20 March 2020

Coronavirus Responses As Measures Of National Character


One way to interpret the different trajectories between countries is as an empirical measure of the capacity of each country to mobilize grassroots collective action.

The U.S. and China are marginally worse than most of Europe. Iran seems to be improving. South Korea, Japan, Singapore and Hong Kong are the stand outs here, as extraordinarily disciplined societies.

Hong Kong is a particularly interesting case as it is both very different from China as a whole despite being a very high in population density and ethnically similar to China as a whole, and has recently witnessed mass protest against the government that is organizing the coronavirus response.

9 comments:

neo said...

it shows asian bowing is less likey to transnmit the virus than italian and spanish kissing on cheek

neo said...

are all these restrictions on private citizens such as no groups over 50 - i heard 10 - even constitutional?

i understand coronavirus can spread and i would not want coronavirus in my lungs, it'd be a bad day plus i may die, but US constitution guarantees peaceful assembly

besides, spring breakers in florida are gathering in beaches by the tens of thousands

neo said...

maybe east asians are slightly more resistant to coronavirus than italians and Spaniards, or have had a milder strain as reports are its a different mutated version in spain

there was ethnic differences in the new world from spaniards to aztecs is such diseases as small pox and measles

andrew said...

"maybe east asians are slightly more resistant to coronavirus than italians and Spaniards, or have had a milder strain as reports are its a different mutated version in spain"

Pretty clearly not. This may be the cast in Latin America, however, as blood type O is linked to lower risk of infection.

"it shows asian bowing is less likey to transnmit the virus than italian and spanish kissing on cheek"

The Chinese don't kiss on the cheek and yet has a trajectory similar to Europe, not Japan.

"are all these restrictions on private citizens such as no groups over 50 - i heard 10 - even constitutional?

i understand coronavirus can spread and i would not want coronavirus in my lungs, it'd be a bad day plus i may die, but US constitution guarantees peaceful assembly"

Yes. I wrote a piece at Law.StackExchange on it. There is a long line of case law to that effect.

neo said...

so what would happen if there was large scale protests against these stay at home orders, organized by leftists students and their ilk, all over the nation?

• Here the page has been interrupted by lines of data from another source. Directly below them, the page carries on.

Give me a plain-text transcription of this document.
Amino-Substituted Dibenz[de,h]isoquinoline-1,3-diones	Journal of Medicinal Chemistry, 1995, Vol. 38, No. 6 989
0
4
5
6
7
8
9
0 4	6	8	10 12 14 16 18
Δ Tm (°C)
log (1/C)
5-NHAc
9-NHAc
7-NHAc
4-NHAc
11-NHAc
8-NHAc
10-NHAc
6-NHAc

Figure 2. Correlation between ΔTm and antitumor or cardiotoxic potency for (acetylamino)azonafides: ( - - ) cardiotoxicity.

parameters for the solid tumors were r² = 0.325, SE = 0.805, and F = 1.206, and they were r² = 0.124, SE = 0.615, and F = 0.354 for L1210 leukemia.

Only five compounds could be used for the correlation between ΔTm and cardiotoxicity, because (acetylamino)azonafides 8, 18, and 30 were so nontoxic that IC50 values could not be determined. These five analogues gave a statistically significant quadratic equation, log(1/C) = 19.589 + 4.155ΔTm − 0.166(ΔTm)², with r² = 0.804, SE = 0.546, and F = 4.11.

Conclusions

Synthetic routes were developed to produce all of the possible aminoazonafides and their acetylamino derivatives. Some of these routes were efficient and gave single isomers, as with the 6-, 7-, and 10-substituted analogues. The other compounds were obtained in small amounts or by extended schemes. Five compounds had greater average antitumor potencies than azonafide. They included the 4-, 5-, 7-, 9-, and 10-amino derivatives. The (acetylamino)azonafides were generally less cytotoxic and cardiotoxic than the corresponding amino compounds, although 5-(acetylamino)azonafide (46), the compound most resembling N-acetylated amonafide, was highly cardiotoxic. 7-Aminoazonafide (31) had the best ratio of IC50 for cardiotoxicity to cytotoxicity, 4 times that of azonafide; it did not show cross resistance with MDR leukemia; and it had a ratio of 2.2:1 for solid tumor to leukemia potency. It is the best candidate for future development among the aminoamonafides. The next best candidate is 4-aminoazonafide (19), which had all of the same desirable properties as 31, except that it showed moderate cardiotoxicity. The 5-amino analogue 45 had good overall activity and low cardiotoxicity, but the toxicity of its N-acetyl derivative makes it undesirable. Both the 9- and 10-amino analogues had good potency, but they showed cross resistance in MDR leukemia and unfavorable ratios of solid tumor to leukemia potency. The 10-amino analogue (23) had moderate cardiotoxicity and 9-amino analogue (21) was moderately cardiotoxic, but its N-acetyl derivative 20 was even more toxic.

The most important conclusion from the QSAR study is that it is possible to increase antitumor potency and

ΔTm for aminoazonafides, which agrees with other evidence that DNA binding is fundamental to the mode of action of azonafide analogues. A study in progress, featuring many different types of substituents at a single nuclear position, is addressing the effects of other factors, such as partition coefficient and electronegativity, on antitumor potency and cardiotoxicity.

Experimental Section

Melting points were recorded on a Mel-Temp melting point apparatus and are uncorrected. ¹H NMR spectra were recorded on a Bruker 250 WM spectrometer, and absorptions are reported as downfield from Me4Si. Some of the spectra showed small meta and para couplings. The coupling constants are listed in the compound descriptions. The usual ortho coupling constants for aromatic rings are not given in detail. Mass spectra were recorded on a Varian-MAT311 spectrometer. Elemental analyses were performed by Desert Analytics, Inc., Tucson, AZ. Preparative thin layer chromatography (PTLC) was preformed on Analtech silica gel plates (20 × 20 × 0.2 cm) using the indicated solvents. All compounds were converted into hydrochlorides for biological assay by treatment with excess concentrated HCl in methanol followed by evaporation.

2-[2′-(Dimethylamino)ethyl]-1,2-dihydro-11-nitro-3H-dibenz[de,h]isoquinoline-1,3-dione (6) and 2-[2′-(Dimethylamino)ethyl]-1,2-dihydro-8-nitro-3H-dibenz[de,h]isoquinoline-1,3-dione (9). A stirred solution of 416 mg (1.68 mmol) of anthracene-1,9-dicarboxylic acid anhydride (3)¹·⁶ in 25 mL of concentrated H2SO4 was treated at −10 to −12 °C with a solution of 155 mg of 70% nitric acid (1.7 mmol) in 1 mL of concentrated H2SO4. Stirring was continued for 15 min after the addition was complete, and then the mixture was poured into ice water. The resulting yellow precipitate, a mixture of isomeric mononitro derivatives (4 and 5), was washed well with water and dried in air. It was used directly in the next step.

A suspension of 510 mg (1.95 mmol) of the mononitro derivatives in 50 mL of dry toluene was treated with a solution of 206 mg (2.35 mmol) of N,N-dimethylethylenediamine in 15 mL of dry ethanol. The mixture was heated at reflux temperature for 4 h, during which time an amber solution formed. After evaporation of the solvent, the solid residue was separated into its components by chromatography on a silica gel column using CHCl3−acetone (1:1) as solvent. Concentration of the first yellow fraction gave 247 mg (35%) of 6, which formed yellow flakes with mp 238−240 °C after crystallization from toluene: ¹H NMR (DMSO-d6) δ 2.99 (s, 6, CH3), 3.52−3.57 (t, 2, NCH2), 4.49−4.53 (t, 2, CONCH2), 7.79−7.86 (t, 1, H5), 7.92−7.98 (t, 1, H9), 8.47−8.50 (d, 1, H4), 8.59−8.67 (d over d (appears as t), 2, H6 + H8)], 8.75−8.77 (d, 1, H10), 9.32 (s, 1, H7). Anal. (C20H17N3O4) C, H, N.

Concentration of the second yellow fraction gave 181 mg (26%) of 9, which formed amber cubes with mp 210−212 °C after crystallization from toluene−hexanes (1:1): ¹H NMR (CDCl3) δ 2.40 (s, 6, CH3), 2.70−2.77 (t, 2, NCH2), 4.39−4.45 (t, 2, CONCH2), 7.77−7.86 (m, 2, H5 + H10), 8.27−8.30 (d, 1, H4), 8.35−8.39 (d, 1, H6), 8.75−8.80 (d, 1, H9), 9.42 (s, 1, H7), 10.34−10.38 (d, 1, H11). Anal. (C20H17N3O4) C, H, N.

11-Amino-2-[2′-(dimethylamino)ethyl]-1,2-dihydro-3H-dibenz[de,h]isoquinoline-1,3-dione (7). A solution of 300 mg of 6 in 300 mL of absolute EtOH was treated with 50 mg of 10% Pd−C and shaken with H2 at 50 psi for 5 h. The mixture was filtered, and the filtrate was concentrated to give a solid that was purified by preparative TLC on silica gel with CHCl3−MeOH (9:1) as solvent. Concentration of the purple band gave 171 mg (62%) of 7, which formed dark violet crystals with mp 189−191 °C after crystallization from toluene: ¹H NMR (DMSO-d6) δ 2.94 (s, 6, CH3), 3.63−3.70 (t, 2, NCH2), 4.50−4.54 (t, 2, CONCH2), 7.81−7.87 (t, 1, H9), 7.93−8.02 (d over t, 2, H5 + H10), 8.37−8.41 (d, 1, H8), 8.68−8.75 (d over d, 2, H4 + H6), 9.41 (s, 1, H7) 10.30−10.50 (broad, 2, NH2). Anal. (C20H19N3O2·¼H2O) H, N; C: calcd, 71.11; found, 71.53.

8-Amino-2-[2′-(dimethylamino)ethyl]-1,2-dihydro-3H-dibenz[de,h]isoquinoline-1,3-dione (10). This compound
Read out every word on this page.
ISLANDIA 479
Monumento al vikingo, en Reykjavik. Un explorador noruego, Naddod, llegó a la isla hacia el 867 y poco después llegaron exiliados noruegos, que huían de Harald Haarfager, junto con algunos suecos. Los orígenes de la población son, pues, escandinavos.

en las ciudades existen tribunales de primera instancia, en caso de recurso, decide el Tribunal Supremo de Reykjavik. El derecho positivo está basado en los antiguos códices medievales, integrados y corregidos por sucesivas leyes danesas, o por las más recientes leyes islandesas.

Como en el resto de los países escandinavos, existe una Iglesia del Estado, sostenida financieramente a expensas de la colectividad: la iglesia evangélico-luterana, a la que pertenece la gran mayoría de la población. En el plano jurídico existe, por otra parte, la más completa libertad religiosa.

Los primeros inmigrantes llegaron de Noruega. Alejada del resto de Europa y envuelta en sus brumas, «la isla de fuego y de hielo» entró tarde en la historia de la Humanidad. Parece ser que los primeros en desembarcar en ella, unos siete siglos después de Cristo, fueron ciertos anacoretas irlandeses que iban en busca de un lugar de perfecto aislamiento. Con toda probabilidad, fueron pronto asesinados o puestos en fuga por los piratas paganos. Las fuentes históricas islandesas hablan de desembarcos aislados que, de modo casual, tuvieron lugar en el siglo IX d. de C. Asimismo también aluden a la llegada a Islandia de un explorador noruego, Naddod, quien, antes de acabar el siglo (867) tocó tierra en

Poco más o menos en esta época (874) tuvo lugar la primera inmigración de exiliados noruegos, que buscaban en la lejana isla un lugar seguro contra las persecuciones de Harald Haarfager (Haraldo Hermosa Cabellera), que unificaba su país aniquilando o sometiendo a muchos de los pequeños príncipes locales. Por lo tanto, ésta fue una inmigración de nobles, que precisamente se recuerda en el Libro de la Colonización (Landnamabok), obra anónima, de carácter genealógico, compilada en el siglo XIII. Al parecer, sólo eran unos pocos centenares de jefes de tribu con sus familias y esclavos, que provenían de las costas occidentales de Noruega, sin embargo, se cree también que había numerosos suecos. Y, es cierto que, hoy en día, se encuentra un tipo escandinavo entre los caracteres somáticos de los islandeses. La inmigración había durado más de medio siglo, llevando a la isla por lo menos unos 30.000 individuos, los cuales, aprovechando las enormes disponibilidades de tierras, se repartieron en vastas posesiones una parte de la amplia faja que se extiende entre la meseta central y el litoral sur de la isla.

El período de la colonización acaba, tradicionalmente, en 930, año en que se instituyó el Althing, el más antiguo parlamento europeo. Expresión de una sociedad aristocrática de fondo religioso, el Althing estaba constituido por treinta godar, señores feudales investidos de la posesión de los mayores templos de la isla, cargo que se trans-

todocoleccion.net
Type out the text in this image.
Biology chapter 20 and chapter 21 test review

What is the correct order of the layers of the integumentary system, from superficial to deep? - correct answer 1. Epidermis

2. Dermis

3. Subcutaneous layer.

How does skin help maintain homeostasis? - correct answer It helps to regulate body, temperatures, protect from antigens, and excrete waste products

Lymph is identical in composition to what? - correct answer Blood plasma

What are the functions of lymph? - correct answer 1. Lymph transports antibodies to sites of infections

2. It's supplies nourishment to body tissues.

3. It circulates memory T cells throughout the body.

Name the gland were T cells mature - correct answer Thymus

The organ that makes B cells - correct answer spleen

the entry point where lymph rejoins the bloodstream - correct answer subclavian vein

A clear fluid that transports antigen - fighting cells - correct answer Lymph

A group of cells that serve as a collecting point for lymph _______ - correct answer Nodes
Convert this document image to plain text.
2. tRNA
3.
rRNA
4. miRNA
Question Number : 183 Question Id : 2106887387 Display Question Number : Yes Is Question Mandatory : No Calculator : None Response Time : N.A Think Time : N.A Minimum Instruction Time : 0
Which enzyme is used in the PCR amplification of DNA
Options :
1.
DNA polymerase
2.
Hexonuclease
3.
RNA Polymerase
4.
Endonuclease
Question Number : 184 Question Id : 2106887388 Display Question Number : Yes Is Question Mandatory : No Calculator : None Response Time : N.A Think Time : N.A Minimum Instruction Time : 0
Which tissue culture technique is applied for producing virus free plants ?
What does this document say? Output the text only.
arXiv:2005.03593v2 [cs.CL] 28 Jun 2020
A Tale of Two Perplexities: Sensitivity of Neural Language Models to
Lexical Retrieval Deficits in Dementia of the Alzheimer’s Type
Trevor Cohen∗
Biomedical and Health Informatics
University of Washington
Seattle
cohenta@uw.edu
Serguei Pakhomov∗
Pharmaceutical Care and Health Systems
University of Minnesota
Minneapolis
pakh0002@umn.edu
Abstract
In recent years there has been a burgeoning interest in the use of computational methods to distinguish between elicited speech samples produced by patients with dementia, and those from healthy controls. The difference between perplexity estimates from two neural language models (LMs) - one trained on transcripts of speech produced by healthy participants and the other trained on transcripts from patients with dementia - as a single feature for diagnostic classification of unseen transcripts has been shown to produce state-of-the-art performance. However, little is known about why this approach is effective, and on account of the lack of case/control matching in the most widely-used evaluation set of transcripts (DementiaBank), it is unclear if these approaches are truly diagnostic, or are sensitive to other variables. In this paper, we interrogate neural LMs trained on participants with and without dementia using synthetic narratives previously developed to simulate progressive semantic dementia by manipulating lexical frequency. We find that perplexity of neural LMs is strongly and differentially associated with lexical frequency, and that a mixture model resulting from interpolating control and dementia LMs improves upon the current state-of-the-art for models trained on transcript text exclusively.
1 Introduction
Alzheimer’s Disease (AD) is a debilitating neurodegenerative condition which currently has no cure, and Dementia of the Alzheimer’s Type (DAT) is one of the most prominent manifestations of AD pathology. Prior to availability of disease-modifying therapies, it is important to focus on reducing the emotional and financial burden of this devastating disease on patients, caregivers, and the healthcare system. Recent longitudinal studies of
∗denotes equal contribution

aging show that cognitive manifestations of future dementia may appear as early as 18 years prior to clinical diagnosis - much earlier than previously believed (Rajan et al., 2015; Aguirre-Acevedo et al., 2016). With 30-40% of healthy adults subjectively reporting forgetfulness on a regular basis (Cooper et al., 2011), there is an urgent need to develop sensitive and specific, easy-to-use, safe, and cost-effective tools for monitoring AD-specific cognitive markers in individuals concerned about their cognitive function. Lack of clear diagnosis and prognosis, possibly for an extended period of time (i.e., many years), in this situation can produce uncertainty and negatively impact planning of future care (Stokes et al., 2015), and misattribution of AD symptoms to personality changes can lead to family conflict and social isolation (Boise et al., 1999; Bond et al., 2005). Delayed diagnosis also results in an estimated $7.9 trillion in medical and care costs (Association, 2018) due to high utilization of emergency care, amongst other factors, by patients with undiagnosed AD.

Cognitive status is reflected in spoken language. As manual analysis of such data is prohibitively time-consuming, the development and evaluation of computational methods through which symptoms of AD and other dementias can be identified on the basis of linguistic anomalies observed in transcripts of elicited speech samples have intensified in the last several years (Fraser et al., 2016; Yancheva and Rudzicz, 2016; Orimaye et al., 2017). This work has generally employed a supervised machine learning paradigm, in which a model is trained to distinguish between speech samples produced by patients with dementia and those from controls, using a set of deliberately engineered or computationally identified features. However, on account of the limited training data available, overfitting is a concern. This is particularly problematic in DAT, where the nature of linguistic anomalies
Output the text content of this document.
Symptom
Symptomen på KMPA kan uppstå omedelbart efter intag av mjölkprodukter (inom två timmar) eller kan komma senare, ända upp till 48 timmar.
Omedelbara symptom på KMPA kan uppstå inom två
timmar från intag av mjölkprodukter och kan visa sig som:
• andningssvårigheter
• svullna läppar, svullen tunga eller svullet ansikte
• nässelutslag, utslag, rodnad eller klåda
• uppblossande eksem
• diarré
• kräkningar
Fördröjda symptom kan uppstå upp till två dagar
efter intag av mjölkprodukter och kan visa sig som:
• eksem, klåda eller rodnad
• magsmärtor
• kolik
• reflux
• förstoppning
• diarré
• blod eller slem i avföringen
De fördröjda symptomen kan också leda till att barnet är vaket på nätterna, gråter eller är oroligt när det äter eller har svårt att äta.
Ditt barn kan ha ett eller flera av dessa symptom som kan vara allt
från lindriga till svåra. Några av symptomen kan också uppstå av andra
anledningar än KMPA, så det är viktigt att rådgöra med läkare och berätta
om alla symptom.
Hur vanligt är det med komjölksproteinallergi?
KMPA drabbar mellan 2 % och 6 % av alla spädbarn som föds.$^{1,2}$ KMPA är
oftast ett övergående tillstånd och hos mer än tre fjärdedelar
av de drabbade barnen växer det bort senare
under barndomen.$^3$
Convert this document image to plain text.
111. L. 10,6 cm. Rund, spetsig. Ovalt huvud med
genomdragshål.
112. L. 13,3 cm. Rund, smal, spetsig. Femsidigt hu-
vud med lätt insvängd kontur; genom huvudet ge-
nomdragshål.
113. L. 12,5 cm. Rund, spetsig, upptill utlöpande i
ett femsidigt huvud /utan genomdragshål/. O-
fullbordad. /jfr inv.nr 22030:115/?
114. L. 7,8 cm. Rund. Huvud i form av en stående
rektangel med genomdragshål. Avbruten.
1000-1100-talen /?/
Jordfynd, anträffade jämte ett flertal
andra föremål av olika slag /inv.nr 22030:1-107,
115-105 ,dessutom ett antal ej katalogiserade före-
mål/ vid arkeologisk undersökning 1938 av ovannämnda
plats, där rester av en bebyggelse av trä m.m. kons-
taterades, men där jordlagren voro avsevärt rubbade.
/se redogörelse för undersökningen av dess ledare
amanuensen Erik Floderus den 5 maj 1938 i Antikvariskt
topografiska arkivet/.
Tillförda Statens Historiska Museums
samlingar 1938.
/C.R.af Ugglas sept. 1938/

plenty of spring breakers are defying these orders on florida beaches

what will happen to businesses? how will pet shops and animal shelters feed the animals?

Morris said...

As of 23 Mar US/Canada: Cases/Deaths Comparison
USA: 33.5k cases, 419 deaths
Canada: 1.5K cases, 20 deaths
Absolute number of tests in Canada exceed that of US

Population scaling factor: 327/37 million or 8.8. 10 for mental math.
Is a population scaled comparison interesting?
Why is it not in the media?

Tom Bridgeland said...

Wonder why you say US response is somewhat worse than Europe. The US compares very well with Europe. First identified case was Jan 20 in the US, days to weeks prior to European countries. Number of cases per million population is lower than most Euro countries and deaths per million population lower than many, and not much higher than those few lower. https://www.worldometers.info/coronavirus/

Certainly things could have been done better. Trump erred in trusting the CDC and FDA to be competent, obviously. But other things have been done well. We have the advantage of having far more ICU beds per capita, which may be significant in the coming month as cases peak.

andrew said...

The U.S. just got a late start. But the slop of the curve by which the U.S. is developing is steeper and isn't leveling off anytime soon.

Germany has more ICU beds per capita, and a more disciplined response and more careful tracking, all of which has helped it keep its numbers low. But, the U.S. is progressing on a path much more similar to Italy, but delayed a couple of weeks.

Tom Bridgeland said...

Thanks Andrew. I'd appreciate a link to your data source. What I have seen suggests it started in the US, or at least was detected in the US weeks before Europe, even Italy. I suspect European countries simply failed to find the early cases.
Also, where do you find info on German ICU beds? It contradicts easily found numbers.